Above it, 17. A Venetian gentleman introduced to the Madonna by St. Francis and a sainted bishop, with St. Sebastian in the background. Doubtless, a votive picture in gratitude for the noble donor’s escape from the plague.

Beyond these, we come chiefly upon Venetian pictures of the Decadence, among which the most noticeable are the Venetian views by Canaletto and Guardi, showing familiar aspects of the Salute, the Doge’s Palace, San Zaccaria, and other buildings.

Further on, this compartment contains Spanish pictures, – an artificial arrangement not without some real justification, since in the 16th and 17th centuries, Spain, enriched by her American possessions, became, for a short period, the material and artistic inheritor of Italy, and accepted in full the mature fruits of the Italian Renaissance. At the same time, she imbued the developed arts she received from Italy with Spanish showiness and love of mere display, to the exclusion of deeper spiritual feeling. The most famous among the few Spanish pictures of the Louvre are: —

552. **Velasquez. Philip IV of Spain.

Beneath it, *Murillo. One of his favourite Boy Beggars, killing fleas. A curious subject, excellently rendered.

548. Ribera. Adoration of the Shepherds.

540. Murillo. Birth of the Virgin, where the transformation of the traditional element is even more marked than in the Italian Renaissance. The colouring splendid. St. Anne is always seen in bed; other points you could notice in the enamels at Cluny. With Murillo, they become mere excuses for display of art-faculty.

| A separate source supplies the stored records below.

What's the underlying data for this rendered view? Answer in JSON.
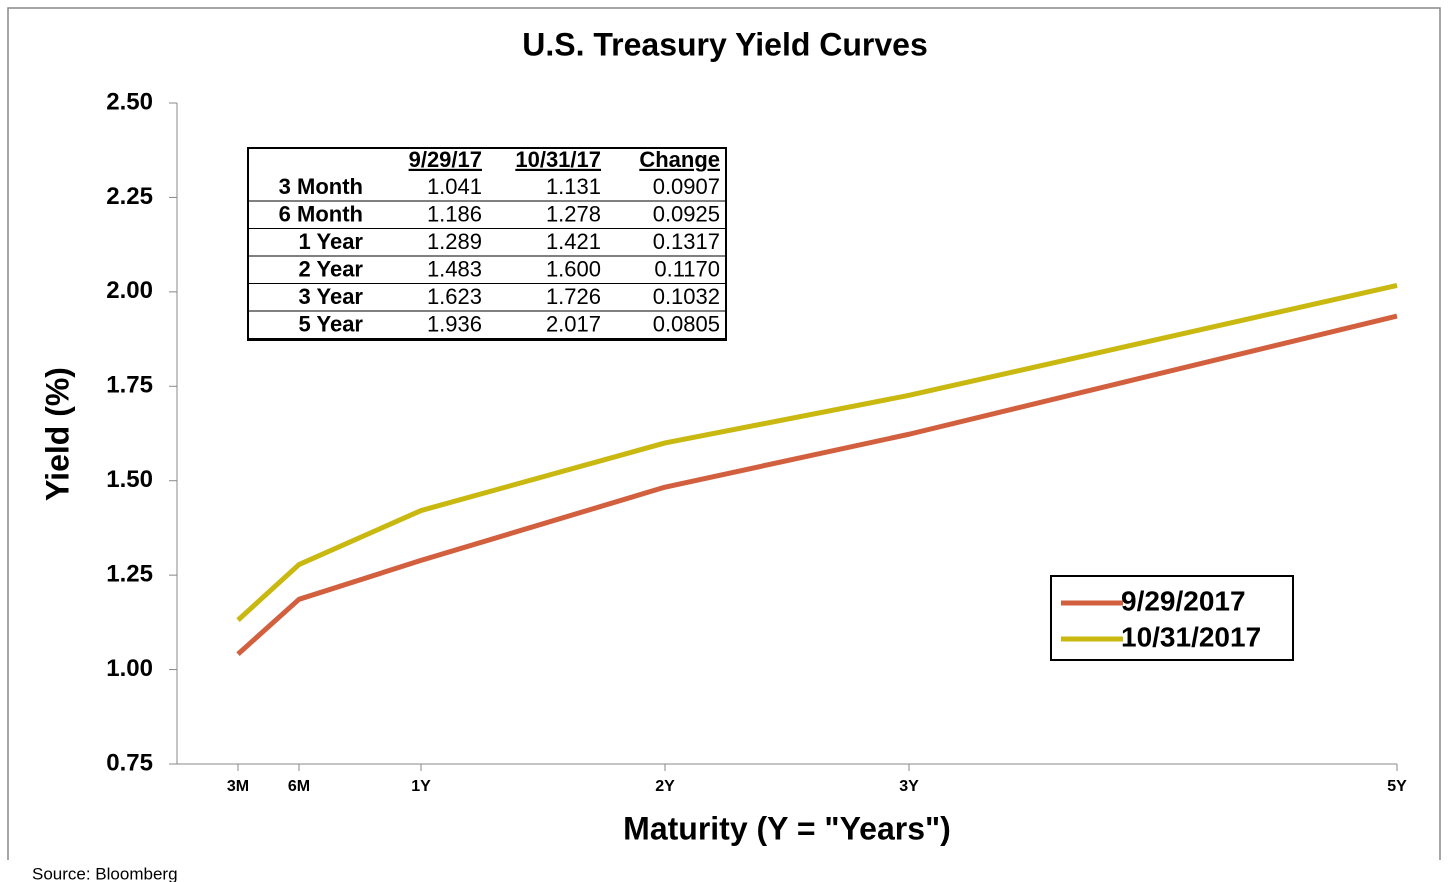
{
  "chart_data": {
    "type": "line",
    "title": "U.S. Treasury Yield Curves",
    "x_label": "Maturity (Y = \"Years\")",
    "y_label": "Yield (%)",
    "x": [
      0.25,
      0.5,
      1,
      2,
      3,
      5
    ],
    "xlim": [
      0,
      5
    ],
    "xticks": [
      {
        "value": 0.25,
        "label": "3M"
      },
      {
        "value": 0.5,
        "label": "6M"
      },
      {
        "value": 1,
        "label": "1Y"
      },
      {
        "value": 2,
        "label": "2Y"
      },
      {
        "value": 3,
        "label": "3Y"
      },
      {
        "value": 5,
        "label": "5Y"
      }
    ],
    "ylim": [
      0.75,
      2.5
    ],
    "yticks": [
      0.75,
      {
        "value": 1,
        "label": "1.00"
      },
      1.25,
      {
        "value": 1.5,
        "label": "1.50"
      },
      1.75,
      {
        "value": 2,
        "label": "2.00"
      },
      2.25,
      {
        "value": 2.5,
        "label": "2.50"
      }
    ],
    "series": [
      {
        "name": "9/29/2017",
        "color": "#d2603f",
        "values": [
          1.041,
          1.186,
          1.289,
          1.483,
          1.623,
          1.936
        ]
      },
      {
        "name": "10/31/2017",
        "color": "#c9b810",
        "values": [
          1.131,
          1.278,
          1.421,
          1.6,
          1.726,
          2.017
        ]
      }
    ],
    "legend": "lower-right",
    "table": {
      "header": [
        "9/29/17",
        "10/31/17",
        "Change"
      ],
      "rows": [
        [
          "3 Month",
          "1.041",
          "1.131",
          "0.0907"
        ],
        [
          "6 Month",
          "1.186",
          "1.278",
          "0.0925"
        ],
        [
          "1 Year",
          "1.289",
          "1.421",
          "0.1317"
        ],
        [
          "2 Year",
          "1.483",
          "1.600",
          "0.1170"
        ],
        [
          "3 Year",
          "1.623",
          "1.726",
          "0.1032"
        ],
        [
          "5 Year",
          "1.936",
          "2.017",
          "0.0805"
        ]
      ]
    },
    "source": "Source: Bloomberg"
  }
}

Further on, Murillo. The occupants of a poor monastery in Spain miraculously fed by angels, known as “La Cuisine des Anges.”

I do not recommend more than a cursory examination of these fine Spanish works, which can only be properly understood by those who have visited Madrid and Seville. It will suffice to note their general characteristics, and the way in which they render traditional subjects. The best point of view for the “Cuisine des Anges,” is obtained from the seat nearly opposite, beneath the archway, when the splendid luminous qualities of this theatrical picture can be better appreciated. From this point also, many of the other Spanish pictures are well seen with an opera-glass. They are not intended for close examination.

(The columns which separate these compartments have an interesting history. They first belonged to a classical temple in North Africa. They were brought thence by Louis XIV to support a baldacchino at St. Germain-des-Prés. Finally, the Revolution transferred them to the Louvre.)

Return again, now, to the last archway, and begin once more on the R side, which contains for the most part tawdry works of the Baroque period, which should, however, be studied to some extent in illustration of the decadence of art in the later 16th century, and also as examples of further transformation of the traditional motives.

53. Barocci. Madonna in Glory, with St. Antony and St. Lucy. A good example of the insipid style which took its name from this master.

Below it, 309. Bagnacavallo. Circumcision, with twisted pillars, showing the decline in architectural taste. The crowded composition may be instructively compared with earlier and simpler examples of this subject; also, with Fra Bartolommeo, whose fine but complex arrangements rapidly resulted in such confused grouping.

52. Barocci. Same scene. The tradition now entirely ignored, and an unpleasantly realistic, yet theatrical and mannered treatment, introduced.

304. After Primaticcio. Mythological concert, exhibiting the taste of the School of Fontainebleau (the Italian artists of Raphael’s group, scholars of Giulio Romano, introduced into France by François Ier).

349. Rosselli. Triumphant David, with the head of Goliath. Marking the advance of the histrionic tendency.

A very cursory examination of the rest of the works on this wall will probably be sufficient. Look them over in an hour. The most celebrated are two by Salvator Rosa: 318, Guido Reni’s Ecce Homo, full of tawdry false sentiment; and Domenichino’s St. Cecilia (often copied), with the angel reduced to the futile decorative winged boy of the period. 324, Guido’s St. Sebastian, may be well compared with Perugino’s, as marking the decline which art had suffered. It is on works like these that the Spanish School largely based itself.